Speech by His Highness the Aga Khan
Dushanbe Fresh Water Forum, Dushanbe, Tajikistan
August 30th, 2003

Your Excellency President Rakhmonov
Your Excellency Prime Minster Akilov
Excellencies
Distinguished Participants
Ladies and Gentlemen

I am pleased to have this opportunity to speak at the beginning of this important conference: the Dushanbe Fresh Water Forum.

To you President Rakhmanov I offer my congratulations and thanks for your initiative to move the United Nations to declare 2003 as the International Year of Fresh Water. Your efforts have already resulted in important meetings around the world, the outcomes of which will be presented this afternoon. The Dushanbe Fresh Water Forum brings together specialists in the management and development of water resources from an international and regional perspective, in the special context of Central Asia.

I also commend your government for structuring this meeting to enable a broader segment of the people of Tajikistan to be exposed to these proceedings. Broad awareness and appreciation of the importance of the intelligent use of a progressively scarce resource is certainly part of the solution to the problems that the Forum will be wrestling with over the next three days.

From a global perspective, it is here, in Central Asia, that one of the most unusual water situations exists. I am referring to Lake Sarez. It is some 60 kilometres in length, containing some 17 cubic kilometres of water, is at 3200 meters altitude and has a natural dam of 550 meters, the highest of any dam in the world. For years it has been seen as a major hazard to millions of lives in this country and in Afghanistan, Uzbekistan, Turkmenistan and Kazakhstan. It is clear that if the rock dam, caused by an enormous landslide following an earthquake in 1911, were to break as a result of another such event; or if another earthquake were to cause landslides to fall into the lake, raising the level of the water and causing a massive spill across the top of the dam, the consequence would be a major catastrophe. It is estimated that 5 million lives could be at risk.

Fear of this happening has dominated the thinking of government officials and the population living in the area around and below Lake Sarez for years. More recently the World Bank, the Aga Khan Development Network (AKDN), USAID and the Swiss Government have expended time, thought and resources to develop a credible protective response that can alert downstream populations as quickly as possible. In simple terms, this is risk management. The question I wish to raise today is whether we are not perhaps also facing a question of opportunity management. Thousands of cubic meters of consumable water are trapped at high altitude. Is this not a situation which could be turned into a force for development, rather than a threat of tragedy? Studies are presently underway to test this idea, in particular in regard to the use of the Sarez Lake waters for hydro energy and irrigation for the area they now threaten, and probably much more. Any wisdom that this conference could bring to bear on these issues would be an extremely valuable outcome.

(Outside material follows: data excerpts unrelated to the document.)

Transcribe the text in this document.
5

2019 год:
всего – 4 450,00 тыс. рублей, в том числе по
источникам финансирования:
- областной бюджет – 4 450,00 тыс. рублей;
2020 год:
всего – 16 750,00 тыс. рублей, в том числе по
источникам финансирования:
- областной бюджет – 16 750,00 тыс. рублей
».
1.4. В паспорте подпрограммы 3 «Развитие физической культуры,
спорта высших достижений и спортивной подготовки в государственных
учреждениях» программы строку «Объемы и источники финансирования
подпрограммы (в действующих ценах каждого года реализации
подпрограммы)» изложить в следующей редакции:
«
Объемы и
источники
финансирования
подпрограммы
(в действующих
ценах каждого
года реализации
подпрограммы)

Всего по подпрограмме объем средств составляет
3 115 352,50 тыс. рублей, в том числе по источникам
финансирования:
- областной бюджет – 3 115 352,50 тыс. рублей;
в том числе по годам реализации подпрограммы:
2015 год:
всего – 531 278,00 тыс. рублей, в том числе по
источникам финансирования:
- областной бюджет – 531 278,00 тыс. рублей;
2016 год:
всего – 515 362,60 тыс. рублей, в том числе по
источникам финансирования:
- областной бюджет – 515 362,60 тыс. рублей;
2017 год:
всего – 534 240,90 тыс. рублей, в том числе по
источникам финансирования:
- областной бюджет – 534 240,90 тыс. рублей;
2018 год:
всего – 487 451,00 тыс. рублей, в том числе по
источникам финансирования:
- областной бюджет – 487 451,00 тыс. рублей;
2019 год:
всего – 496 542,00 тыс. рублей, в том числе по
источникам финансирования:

The other point I would like to stress is also about water management, but at more micro but still critically important human scale. I will do so because it is here, and in the nearby mountainous region of Northern Pakistan, that the AKDN has acquired much of its understanding of the importance of water management in physically difficult and fragile settings. This engagement now stretches over a period of more than twenty years in Pakistan, and ten years in Tajikistan. It has allowed the Network to develop its knowledge of the utilisation of this precious and scarce resource at the level of communities and watersheds.

This work has demonstrated that with support, mountain populations can enhance and maintain freshwater in a manner that contributes effectively to their increased well-being on an ongoing basis. At the same time, the use of water by these communities can be designed to be ecologically and socially responsible from the perspective of downstream communities, watersheds and even countries, that are equally dependent on adequate supplies of fresh water. I wish to make this point as I am struck how often, and in how many different discussions about water, people living in the communities scattered through the high mountains are seen as a problem.

I will not take your time to detail AKDN's experience with the development of irrigation, micro and mini hydroelectric plants, the planting of trees and hedgerows for fuel and land stabilisation and the like. Though essential, the technology is not the important message here. It is that with organisational support and technical inputs, mountain people can become part of the solution to effective watershed conservation and management, while also improving their own circumstances.

But, mountain communities need support from society and government at the national level. For much of Central Asia, but also in rural areas in Afghanistan and Northern Pakistan, civil society organisations based on principles of broad participation, equity and transparency are still uncommon. Their development needs support and requires legitimacy in the eyes of the government for they are the most capable micro managers of micro water resources. I know that in matters such as Lake Sarez, or the effective management by rural communities of their water resources, there are issues that require careful analysis. My purpose this morning has been to make two basic points. We must think creatively about the potential that Lake Sarez represents, while also attending to continuing issues of risk. It is equally essential to stress that the people living in mountain communities can be active participants in developments that will sustain and improve the supply of fresh water that is so vital to human life.

Thank you and best wishes for a productive set of deliberations over the next three days.